Operador, pasate a 2.

 El Tatú reconoció al instante  esa voz imperativa por la banda 1: qué callo ese Sifón, pensó.

El Tatú trabajaba en una remisería, en la época en que el negocio explotaba en San Francisco. Funcionaba en un cuartito cuyo único habitante fijo era el moho y que hacía las veces de central. El Tatú amaba la carroña de la noche, por eso su turno era el de 22 a 6.

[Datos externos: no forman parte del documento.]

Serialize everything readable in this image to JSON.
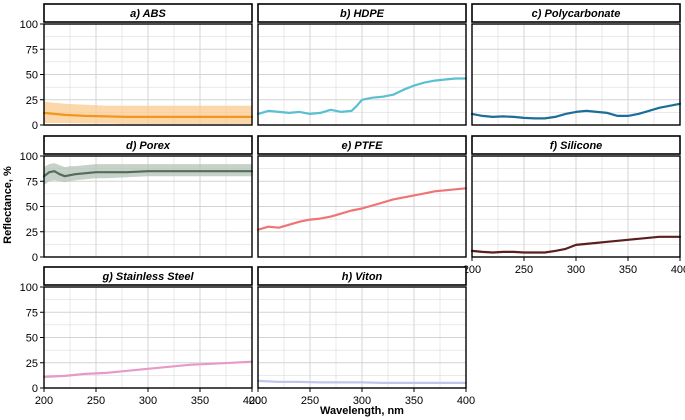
{
  "figure": {
    "xlabel": "Wavelength, nm",
    "ylabel": "Reflectance, %"
  },
  "chart_data": [
    {
      "type": "line",
      "title": "a) ABS",
      "color": "#f2961e",
      "band_color": "#f9c98e",
      "xlim": [
        200,
        400
      ],
      "ylim": [
        0,
        100
      ],
      "x_ticks": [
        200,
        250,
        300,
        350,
        400
      ],
      "y_ticks": [
        0,
        25,
        50,
        75,
        100
      ],
      "x": [
        200,
        210,
        220,
        240,
        260,
        280,
        300,
        320,
        340,
        360,
        380,
        400
      ],
      "y": [
        12,
        11,
        10,
        9,
        8.5,
        8,
        8,
        8,
        8,
        8,
        8,
        8
      ],
      "band_lower": [
        2,
        2,
        2,
        1.5,
        1.5,
        1,
        1,
        1,
        1,
        1,
        1,
        1
      ],
      "band_upper": [
        23,
        22,
        21,
        20,
        19,
        19,
        19,
        19,
        19,
        19,
        19,
        19
      ]
    },
    {
      "type": "line",
      "title": "b) HDPE",
      "color": "#5bbfd3",
      "xlim": [
        200,
        400
      ],
      "ylim": [
        0,
        100
      ],
      "x_ticks": [
        200,
        250,
        300,
        350,
        400
      ],
      "y_ticks": [
        0,
        25,
        50,
        75,
        100
      ],
      "x": [
        200,
        210,
        220,
        230,
        240,
        250,
        260,
        270,
        280,
        290,
        295,
        300,
        310,
        320,
        330,
        340,
        350,
        360,
        370,
        380,
        390,
        400
      ],
      "y": [
        11,
        14,
        13,
        12,
        13,
        11,
        12,
        15,
        13,
        14,
        19,
        25,
        27,
        28,
        30,
        35,
        39,
        42,
        44,
        45,
        46,
        46
      ]
    },
    {
      "type": "line",
      "title": "c) Polycarbonate",
      "color": "#1a6e99",
      "xlim": [
        200,
        400
      ],
      "ylim": [
        0,
        100
      ],
      "x_ticks": [
        200,
        250,
        300,
        350,
        400
      ],
      "y_ticks": [
        0,
        25,
        50,
        75,
        100
      ],
      "x": [
        200,
        210,
        220,
        230,
        240,
        250,
        260,
        270,
        280,
        290,
        300,
        310,
        320,
        330,
        340,
        350,
        360,
        370,
        380,
        390,
        400
      ],
      "y": [
        11,
        9,
        8,
        8.5,
        8,
        7,
        6.5,
        6.5,
        8,
        11,
        13,
        14,
        13,
        12,
        9,
        9,
        11,
        14,
        17,
        19,
        21
      ]
    },
    {
      "type": "line",
      "title": "d) Porex",
      "color": "#556b5c",
      "band_color": "#b3c2b6",
      "xlim": [
        200,
        400
      ],
      "ylim": [
        0,
        100
      ],
      "x_ticks": [
        200,
        250,
        300,
        350,
        400
      ],
      "y_ticks": [
        0,
        25,
        50,
        75,
        100
      ],
      "x": [
        200,
        205,
        210,
        215,
        220,
        225,
        230,
        240,
        250,
        260,
        280,
        300,
        320,
        340,
        360,
        380,
        400
      ],
      "y": [
        80,
        84,
        85,
        82,
        80,
        81,
        82,
        83,
        84,
        84,
        84,
        85,
        85,
        85,
        85,
        85,
        85
      ],
      "band_lower": [
        71,
        75,
        76,
        75,
        74,
        75,
        76,
        77,
        78,
        78,
        79,
        80,
        80,
        80,
        80,
        80,
        80
      ],
      "band_upper": [
        89,
        92,
        93,
        91,
        89,
        90,
        90,
        91,
        92,
        92,
        92,
        92,
        92,
        92,
        92,
        92,
        92
      ]
    },
    {
      "type": "line",
      "title": "e) PTFE",
      "color": "#f07474",
      "xlim": [
        200,
        400
      ],
      "ylim": [
        0,
        100
      ],
      "x_ticks": [
        200,
        250,
        300,
        350,
        400
      ],
      "y_ticks": [
        0,
        25,
        50,
        75,
        100
      ],
      "x": [
        200,
        210,
        220,
        230,
        240,
        250,
        260,
        270,
        280,
        290,
        300,
        310,
        320,
        330,
        340,
        350,
        360,
        370,
        380,
        390,
        400
      ],
      "y": [
        27,
        30,
        29,
        32,
        35,
        37,
        38,
        40,
        43,
        46,
        48,
        51,
        54,
        57,
        59,
        61,
        63,
        65,
        66,
        67,
        68
      ]
    },
    {
      "type": "line",
      "title": "f) Silicone",
      "color": "#5c1f1f",
      "xlim": [
        200,
        400
      ],
      "ylim": [
        0,
        100
      ],
      "x_ticks": [
        200,
        250,
        300,
        350,
        400
      ],
      "y_ticks": [
        0,
        25,
        50,
        75,
        100
      ],
      "x": [
        200,
        210,
        220,
        230,
        240,
        250,
        260,
        270,
        280,
        290,
        300,
        310,
        320,
        330,
        340,
        350,
        360,
        370,
        380,
        390,
        400
      ],
      "y": [
        6,
        5,
        4.5,
        5,
        5,
        4.5,
        4.5,
        4.5,
        6,
        8,
        12,
        13,
        14,
        15,
        16,
        17,
        18,
        19,
        20,
        20,
        20
      ]
    },
    {
      "type": "line",
      "title": "g) Stainless Steel",
      "color": "#e79ac8",
      "xlim": [
        200,
        400
      ],
      "ylim": [
        0,
        100
      ],
      "x_ticks": [
        200,
        250,
        300,
        350,
        400
      ],
      "y_ticks": [
        0,
        25,
        50,
        75,
        100
      ],
      "x": [
        200,
        220,
        240,
        260,
        280,
        300,
        320,
        340,
        360,
        380,
        400
      ],
      "y": [
        11,
        12,
        14,
        15,
        17,
        19,
        21,
        23,
        24,
        25,
        26
      ]
    },
    {
      "type": "line",
      "title": "h) Viton",
      "color": "#c2c4ee",
      "xlim": [
        200,
        400
      ],
      "ylim": [
        0,
        100
      ],
      "x_ticks": [
        200,
        250,
        300,
        350,
        400
      ],
      "y_ticks": [
        0,
        25,
        50,
        75,
        100
      ],
      "x": [
        200,
        220,
        240,
        260,
        280,
        300,
        320,
        340,
        360,
        380,
        400
      ],
      "y": [
        7,
        6,
        6,
        5.5,
        5.5,
        5.5,
        5,
        5,
        5,
        5,
        5
      ]
    }
  ]
}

La flota de la empresa (veinte autos, en su mayoría Duna, Senda, y 504), se manejaba con dos bases de radio. La banda 1 era la que se usaba de forma corriente para el trabajo, y que podía escuchar cualquier pasajero que tomara un viaje. Por eso las gastadas entre empleados, el maltrato y las intimidades corrían por la banda 2, que supuestamente debía utilizarse en caso de emergencia. El Tatú pasó a la segunda frecuencia, donde lo más serio que ocurría, cada tanto, era alguna denuncia por truchadas con el sensor del asiento  o robos de pasajes entre colegas por diferencias de media cuadra. Las menudencias llenaban el aire.

Feliz Navidad, pichuchín… que no te falte nada, ¿eh?,-  a las 22.30 el saludo del Sifón era de un optimismo sospechoso, tirando a químico. Con esa euforia desde el auto subía el volumen para compartir con la central el tema que en ese momento escuchaba: Noche de Paz, de Sumo, al que las frituras propias de la transmisión hacían aún más punk. El Tatú lo dejó sonar. Era uno de esos momentos en los que hubiera preferido estar al volante y no al teléfono. Sintió una ridícula envidia de la situación del Sifón, y de algún modo quiso robarle un poquito de esa falsa libertad.

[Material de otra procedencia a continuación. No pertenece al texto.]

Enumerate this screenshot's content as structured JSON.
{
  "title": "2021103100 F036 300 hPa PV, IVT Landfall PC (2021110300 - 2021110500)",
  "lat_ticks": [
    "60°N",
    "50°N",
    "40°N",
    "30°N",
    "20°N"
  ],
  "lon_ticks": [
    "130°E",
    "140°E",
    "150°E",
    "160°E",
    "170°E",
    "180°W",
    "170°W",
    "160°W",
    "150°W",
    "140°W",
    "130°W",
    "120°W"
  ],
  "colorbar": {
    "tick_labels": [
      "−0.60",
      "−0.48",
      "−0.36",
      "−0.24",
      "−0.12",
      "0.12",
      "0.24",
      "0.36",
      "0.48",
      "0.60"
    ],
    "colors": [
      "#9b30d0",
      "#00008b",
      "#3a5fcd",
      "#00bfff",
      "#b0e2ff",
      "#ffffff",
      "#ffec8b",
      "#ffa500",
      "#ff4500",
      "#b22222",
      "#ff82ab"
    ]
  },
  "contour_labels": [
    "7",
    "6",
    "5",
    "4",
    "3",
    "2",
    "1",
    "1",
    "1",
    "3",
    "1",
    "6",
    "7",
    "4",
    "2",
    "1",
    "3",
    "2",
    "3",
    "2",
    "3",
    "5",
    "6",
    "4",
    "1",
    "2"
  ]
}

Te espero en el kóinor para brindar- dijo antes de volver a la banda 1. Así habían bautizado al cuartito, por sus dimensiones mínimas y jabonoso pasado.

Miró el cuaderno de turnos, donde los operadores solían dejarse notas. Había un pedido que era de mucha precisión pero venía fogoneado con la promesa de un dinero extra: consistía en que un auto fuera hasta El Aplauso, retirara de allí su famoso Pan del Cielo y un champagne artesanal, y lo llevara a una estación de servicio para dejarlo en manos de la empleada que a esa hora estaba en el minishop. La misión tenía que concretarse puntualmente a las doce. El Tatú supo que eso era para renegar: ¿quién iba a querer moverse exactamente a esa hora?

Ni en pedo, ¿qué te creés, que soy el Niño Dios?- le espetó Mandíbula como toda respuesta, así, sin filtro, por la 1, nomás.  Mandíbula se venía recuperando de una larga depresión. Su vuelta a la vida se traducía en la manía de ofrecer piña ante cualquier pormenor.  Por las dudas, el Tatú resolvió suspender ahí el diálogo.

El único que podía llegar a trabajar en ese horario era el Déimian, supuso, pero la actividad del Damián en esas noches especiales no admitía  la desconcentración por pedidos extravagantes: él relevaba los domicilios que quedaban vacíos, para gente de confianza.

Así que el Tatú decidió hacer de cuenta que nunca había visto el recado. Después de todo, él también tenía derecho a una fiesta en paz. Abrió una lata de cerveza importada de las que el dueño de la empresa reservaba para demorar a los cobradores. Total, podía reponerla. En el quiosco del César valían apenas dos pesos, el monto equivalente a veinte cuadras de viaje en remís.